Drs Agarwal Benveniste and Kimberly 1bAgarwal with Tika Benveniste, Ph.D., and Robert Kimberly, M.D.Cutting-edge research at UAB

Agarwal has also dedicated a portion of his professional work to training the next generation of nephrologists, as well as to finding new therapies and discoveries on kidney disease in his laboratory.

“The collaboration at UAB is like nowhere else in the country. Plus, we take a bedside to bench and back to bedside approach with our research.” This method propels findings and creates momentum in discoveries.

At the O'Brien Center for Acute Kidney Injury Research, funded as one of eight NIH Centers in the country, Agarwal’s laboratory is currently studying a specific protein, heme oxygenase-1, and learning how to exploit this protein to protect against Acute Kidney Injury and kidney disease.
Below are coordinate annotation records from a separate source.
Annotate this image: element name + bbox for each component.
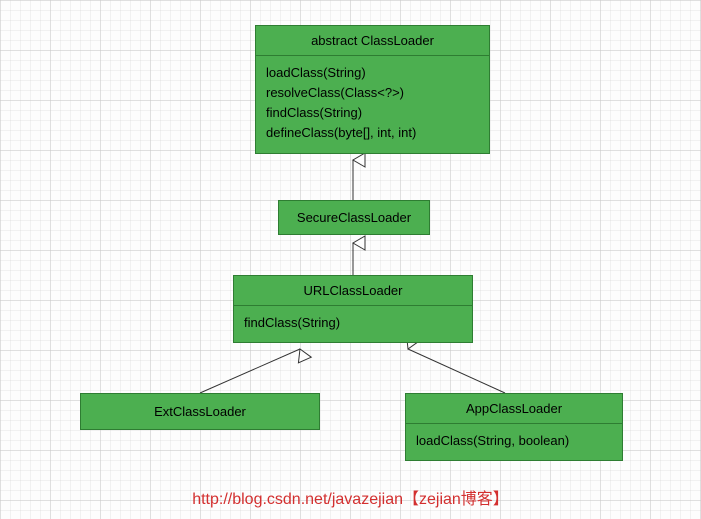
class-title: URLClassLoader: [234, 276, 472, 306]
method: findClass(String): [244, 313, 462, 333]
class-box-secureclassloader: SecureClassLoader: [278, 200, 430, 235]
class-box-appclassloader: AppClassLoader loadClass(String, boolean…: [405, 393, 623, 461]
class-title: abstract ClassLoader: [256, 26, 489, 56]
method: loadClass(String): [266, 63, 479, 83]
class-box-urlclassloader: URLClassLoader findClass(String): [233, 275, 473, 343]
method: loadClass(String, boolean): [416, 431, 612, 451]
method: resolveClass(Class<?>): [266, 83, 479, 103]
caption-tag: 【zejian博客】: [403, 491, 509, 508]
class-title: AppClassLoader: [406, 394, 622, 424]
class-methods: loadClass(String) resolveClass(Class<?>)…: [256, 56, 489, 153]
class-title: ExtClassLoader: [81, 394, 319, 429]
diagram-caption: http://blog.csdn.net/javazejian【zejian博客…: [0, 485, 701, 509]
class-box-extclassloader: ExtClassLoader: [80, 393, 320, 430]
method: defineClass(byte[], int, int): [266, 123, 479, 143]
class-methods: findClass(String): [234, 306, 472, 342]
class-title: SecureClassLoader: [279, 201, 429, 234]
method: findClass(String): [266, 103, 479, 123]
class-methods: loadClass(String, boolean): [406, 424, 622, 460]
caption-url: http://blog.csdn.net/javazejian: [192, 491, 403, 508]
class-box-classloader: abstract ClassLoader loadClass(String) r…: [255, 25, 490, 154]
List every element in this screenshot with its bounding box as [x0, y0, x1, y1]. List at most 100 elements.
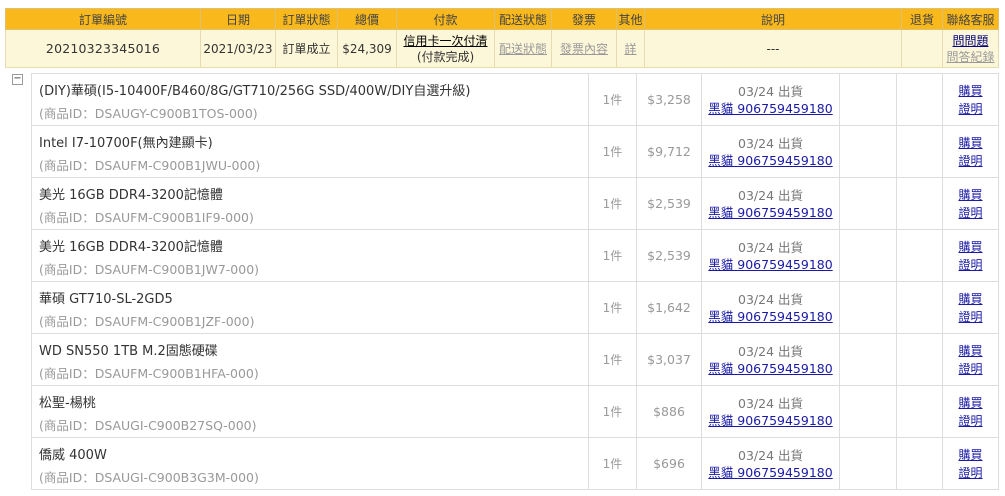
empty-cell — [896, 125, 943, 178]
purchase-proof-link-line2[interactable]: 證明 — [944, 360, 998, 378]
shipment-cell: 03/24 出貨 黑貓 906759459180 — [701, 385, 840, 438]
shipment-cell: 03/24 出貨 黑貓 906759459180 — [701, 73, 840, 126]
purchase-proof-cell: 購買 證明 — [942, 229, 999, 282]
order-summary-table: 訂單編號 日期 訂單狀態 總價 付款 配送狀態 發票 其他 說明 退貨 聯絡客服… — [5, 8, 999, 68]
contact-cell: 問問題 問答紀錄 — [942, 29, 999, 68]
shipment-cell: 03/24 出貨 黑貓 906759459180 — [701, 333, 840, 386]
header-return: 退貨 — [901, 8, 943, 30]
empty-cell — [839, 281, 897, 334]
table-row: 松聖-楊桃 (商品ID：DSAUGI-C900B27SQ-000) 1件 $88… — [31, 385, 999, 438]
purchase-proof-link-line2[interactable]: 證明 — [944, 204, 998, 222]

“It turns out, this protein may also have a protective effect against COVID-19 in the kidney,” he says.

His research team, in collaboration with Drs. James George and Steve Rowe, are working in UAB’s SEBLAB to continue efforts on studying COVID-19’s impact on kidney health using animal models.

“Living Well with Kidney Disease”

Agarwal says this year’s World Kidney Day and Kidney Health Awareness Month are more important than ever due to the major complications presented by COVID-19 in kidney patients. “It’s a time to be reminded of preventive measures. World Kidney Day aims to provide education on kidney health and resources for those impacted by kidney disease.”

This year’s theme of World Kidney Day, celebrated in 2021 on March 11, is “Living Well with Kidney Disease.”

Agarwal explains that one reason so many have kidney disease undetected is that it does not cause any pain during early stages of the disease. Kidney disease is found through blood work, having blood pressure levels checked, and urine tests.

“Staying up-to-date on annual physicals is a great way to stay protected.”

Agarwal also says that kidneys can be protected by eating a well-balanced diet, aiming for a healthy weight, managing blood pressure, reducing stress, and exercising. For those living with diabetes, having blood glucose maintained with treatment can help prevent kidney disease.

Additionally, following CDC guidelines are critical to maintain kidney health during the pandemic. Simple guidelines like washing hands, wearing a mask, and social distancing can help prevent COVID-19 infection, which ultimately protects the kidneys.